Si fa presto a dire grandi evasori, si fa presto a puntare
il dito contro chi ha un nome e un marchio noto, ma chi ha realmente il
coraggio di fare nome e cognome del pizzaiolo sotto casa, quello che, oltre a
evadere pure lui il fisco, sfrutta anche i suoi dipendenti? Pare che oggi,
nonostante un’immersione totale nel capitalismo, usufruendo dei suoi benefici e
spesso arricchendosi, in maniera legale o illegale, grazie ad esso, vada di
moda criticarlo, un po’ come lavarsi la coscienza sapendo di aver peccato e additando
al contempo qualcun altro come peccatore.
Esiste un luogo comune, molto radicato, che vorrebbe le
grandi imprese anche come le più cattive, orbene, non è che io voglia difendere
le multinazionali, né tanto meno un capitalismo foriero di benessere ma anche
di tante sciagure, non è mia intenzione, e penso inoltre che di avvocati e
commercialisti, i magnati ne abbiamo pure a centinaia, ma credo che, in linea
di massima, anche in questo caso si punti al fenomeno globale per non voler
esaminare un molto più sommerso e compromettente fenomeno locale.
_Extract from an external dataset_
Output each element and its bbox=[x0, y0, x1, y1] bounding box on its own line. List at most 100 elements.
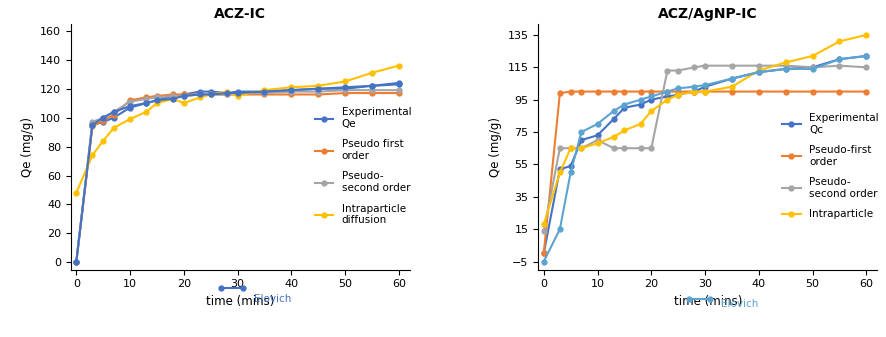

Una cosa
molto simile accade conseguenzialmente anche con l’inquinamento, strettamente
legato al lavoro sommerso che, oltre a danneggiare l’erario, inquina come, e
talvolta complessivamente più, delle grandi industrie, per risparmiare sullo
smaltimento dei rifiuti e mettendo a repentaglio la salute pubblica e
soprattutto quella dei propri dipendenti.
È ovvio che un grande marchio, usi tutti i mezzi a sua disposizione
per pagare meno tasse ed ottenere maggiori profitti ma è anche vero che le
attività dei grandi nomi del commercio e dell’industria nazionale e
internazionale siano sotto gli occhi di tutti e pertanto stiano anche molto
attenti nell’evadere il fisco illegalmente e al non rispettare i diritti minimi
sindacali, perché loro, hanno sì stuoli di avvocati pronti a tutelarli ma
soprattutto hanno un nome da difendere e un luogo comune contro.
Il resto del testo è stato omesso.